Bir diğer yan etki ise bölgenin iltihaplanmasıdır. Bu iltihaplanmanın olmasının başlıca sebebi işlem sonrası bölgenin temizliğine dikkat etmemek olabilir. Bu sebeple doktorunuzun önerdiği ameliyat sonrası süreç dikkatle takip edilip bölgenin enfeksiyon kapması engellenmelidir.
Kıl dönmesi ameliyatı sonrası enfeksiyon oluştuğunda bölgede şişlik, kızarıklık, iltihap ve iltihap akıntısı, kötü koku ve yaranın açılması gözlemlenebilir. Şiddetli enfeksiyonlarda ateş ve halsizlik seyir eder.

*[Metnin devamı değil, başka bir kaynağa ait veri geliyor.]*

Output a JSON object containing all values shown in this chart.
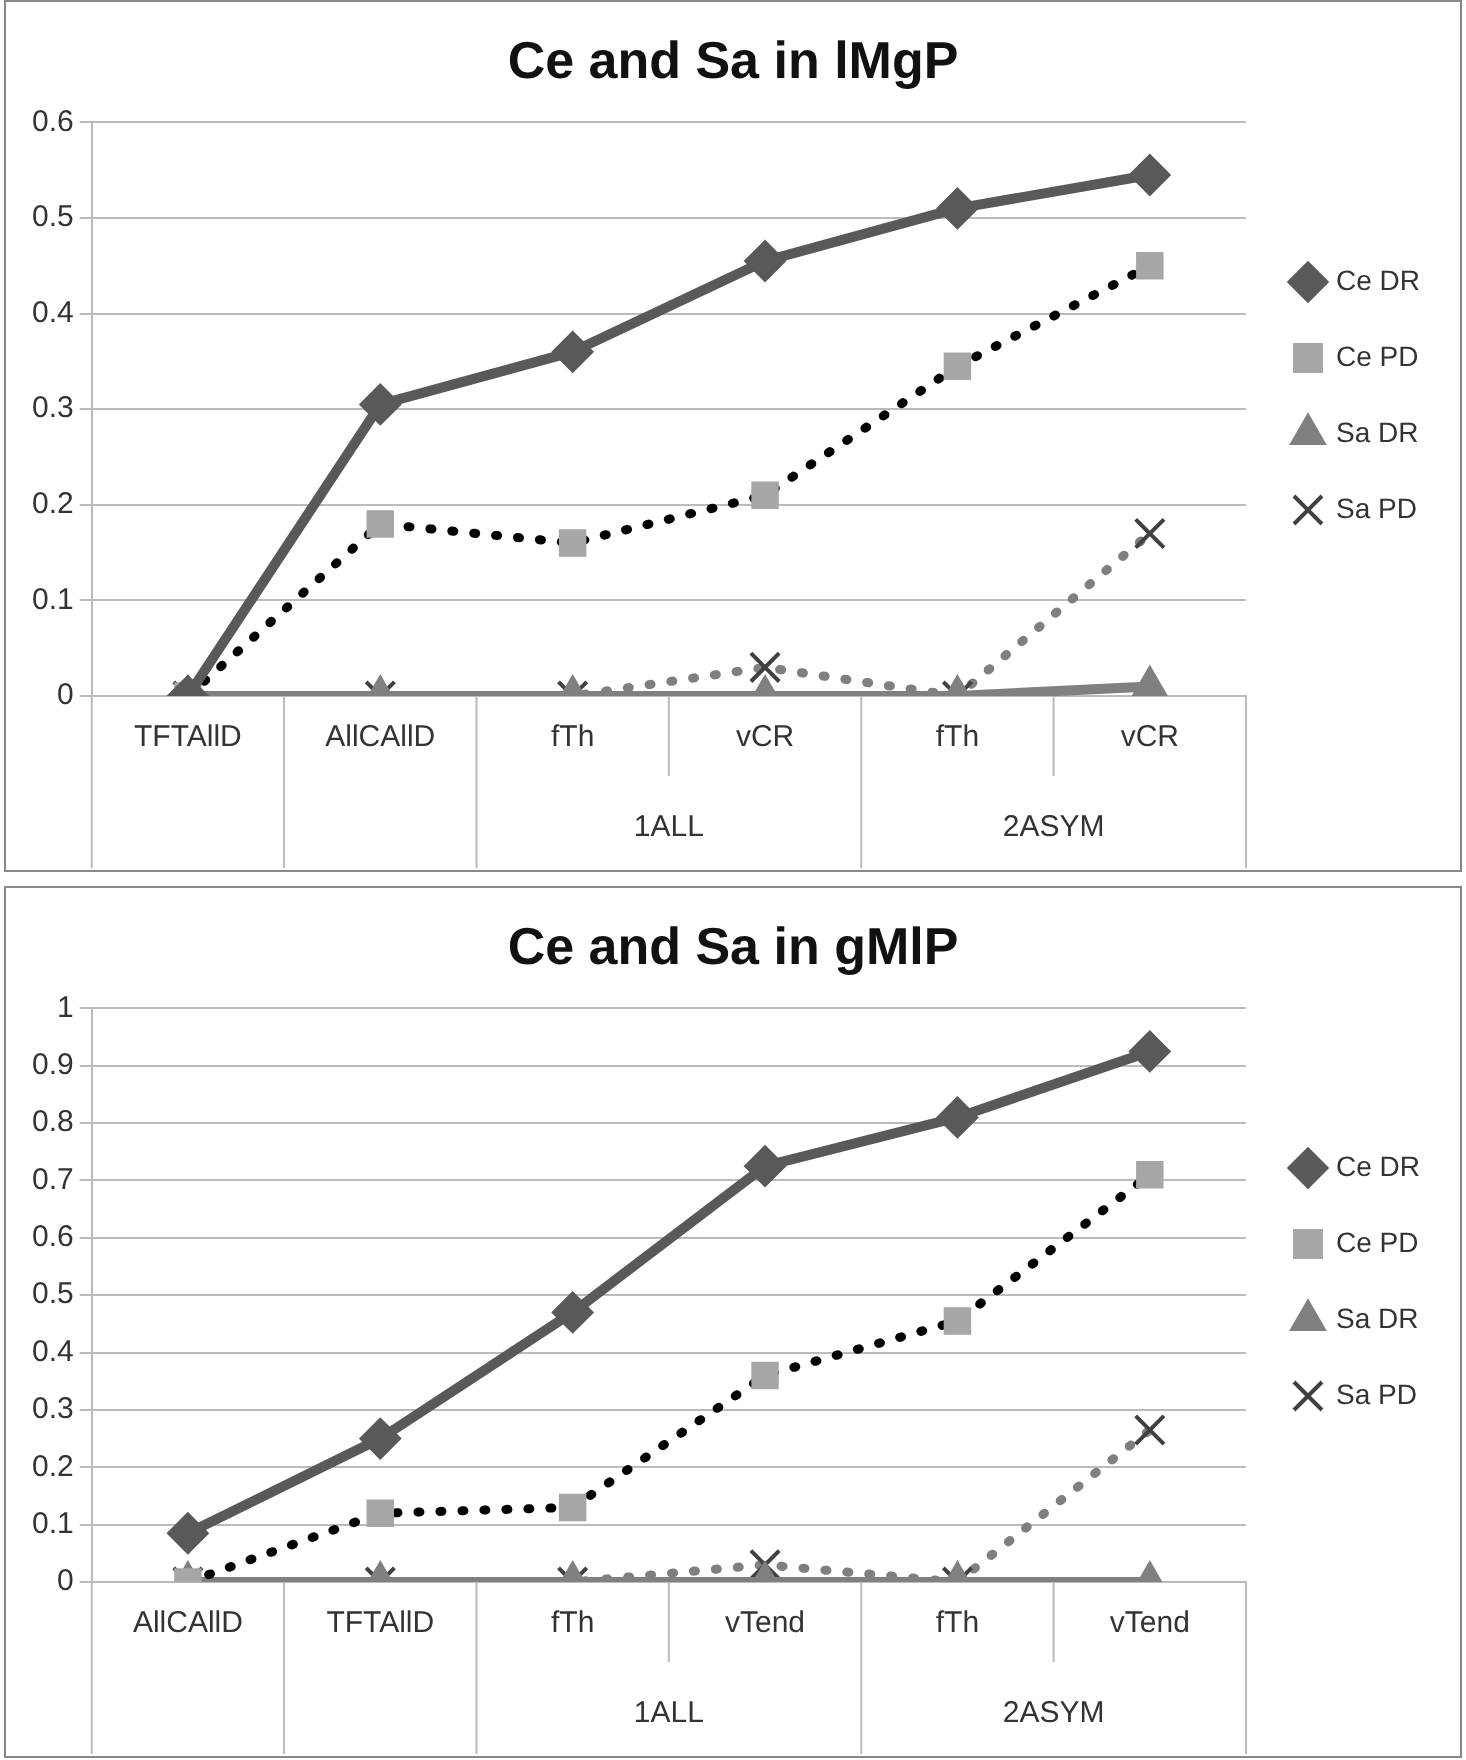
{
  "chart_data": [
    {
      "type": "line",
      "title": "Ce and Sa in lMgP",
      "categories": [
        "TFTAllD",
        "AllCAllD",
        "fTh",
        "vCR",
        "fTh",
        "vCR"
      ],
      "annotations": [
        "1ALL",
        "2ASYM"
      ],
      "ylim": [
        0,
        0.6
      ],
      "yticks": [
        0,
        0.1,
        0.2,
        0.3,
        0.4,
        0.5,
        0.6
      ],
      "grid": "y",
      "legend": "right",
      "series": [
        {
          "name": "Ce DR",
          "color": "#595959",
          "marker": "diamond",
          "line_style": "solid",
          "values": [
            0,
            0.305,
            0.36,
            0.455,
            0.51,
            0.545
          ]
        },
        {
          "name": "Ce PD",
          "color": "#000000",
          "colors": [
            "#a6a6a6",
            "#a6a6a6",
            "#a6a6a6",
            "#a6a6a6",
            "#a6a6a6",
            "#a6a6a6"
          ],
          "marker": "square",
          "line_style": "dotted",
          "values": [
            0,
            0.18,
            0.16,
            0.21,
            0.345,
            0.45
          ]
        },
        {
          "name": "Sa DR",
          "color": "#808080",
          "marker": "triangle",
          "line_style": "solid",
          "values": [
            0,
            0,
            0,
            0,
            0,
            0.01
          ]
        },
        {
          "name": "Sa PD",
          "color": "#7f7f7f",
          "colors": [
            "#404040",
            "#404040",
            "#404040",
            "#404040",
            "#404040",
            "#404040"
          ],
          "marker": "cross",
          "line_style": "dotted",
          "values": [
            0,
            0,
            0,
            0.03,
            0,
            0.17
          ]
        }
      ]
    },
    {
      "type": "line",
      "title": "Ce and Sa in gMlP",
      "categories": [
        "AllCAllD",
        "TFTAllD",
        "fTh",
        "vTend",
        "fTh",
        "vTend"
      ],
      "annotations": [
        "1ALL",
        "2ASYM"
      ],
      "ylim": [
        0,
        1
      ],
      "yticks": [
        0,
        0.1,
        0.2,
        0.3,
        0.4,
        0.5,
        0.6,
        0.7,
        0.8,
        0.9,
        1
      ],
      "grid": "y",
      "legend": "right",
      "series": [
        {
          "name": "Ce DR",
          "color": "#595959",
          "marker": "diamond",
          "line_style": "solid",
          "values": [
            0.085,
            0.25,
            0.47,
            0.725,
            0.81,
            0.925
          ]
        },
        {
          "name": "Ce PD",
          "color": "#000000",
          "colors": [
            "#a6a6a6",
            "#a6a6a6",
            "#a6a6a6",
            "#a6a6a6",
            "#a6a6a6",
            "#a6a6a6"
          ],
          "marker": "square",
          "line_style": "dotted",
          "values": [
            0,
            0.12,
            0.13,
            0.36,
            0.455,
            0.71
          ]
        },
        {
          "name": "Sa DR",
          "color": "#808080",
          "marker": "triangle",
          "line_style": "solid",
          "values": [
            0,
            0,
            0,
            0,
            0,
            0
          ]
        },
        {
          "name": "Sa PD",
          "color": "#7f7f7f",
          "colors": [
            "#404040",
            "#404040",
            "#404040",
            "#404040",
            "#404040",
            "#404040"
          ],
          "marker": "cross",
          "line_style": "dotted",
          "values": [
            0,
            0,
            0,
            0.03,
            0,
            0.265
          ]
        }
      ]
    }
  ]
}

Ameliyat sonrasında bu gibi belirtiler gözlemlendiğinde mutlaka doktorunuza bilgi vermeli ve sağlık kuruluşuna gitmelisiniz. Enfeksiyonun başlıca sebebi bölge temizliğine dikkat edilmemesi olsada kullanılan ekipmanlarında steril olduğundan emin olunmalıdır.
Kıl dönmesi ameliyatı kaç saat sürer yanıtı için ortalama 30 dakika ile 1 saat yanıtı verilebilir. Lokal anestezi aracılığı ile ameliyat yapılır. Bel bölgesinden uygulanan iğne 2-3 dakika içerisinde uyuşma sağlar.
Anestezi yolu ile tamamlanan operasyonda, hastalıklı bölge kesilerek çıkarılır, bu kısa sürede tamamlanacak kolay bir işlemdir. Bireyin iyileşme süresi 6 ile 8 hafta arasıdır. Her ameliyat kadar riskleri bulunur ancak basit bir işlem olarak tanımlanabilir.
Sayfa içeriği sadece bilgilendirme amaçlıdır. Sayfa içeriğinde tedavi edici sağlık hizmetine yönelik bilgiler içeren ögelere yer verilmemiştir. Tanı ve tedavi için mutlaka hekiminize başvurunuz.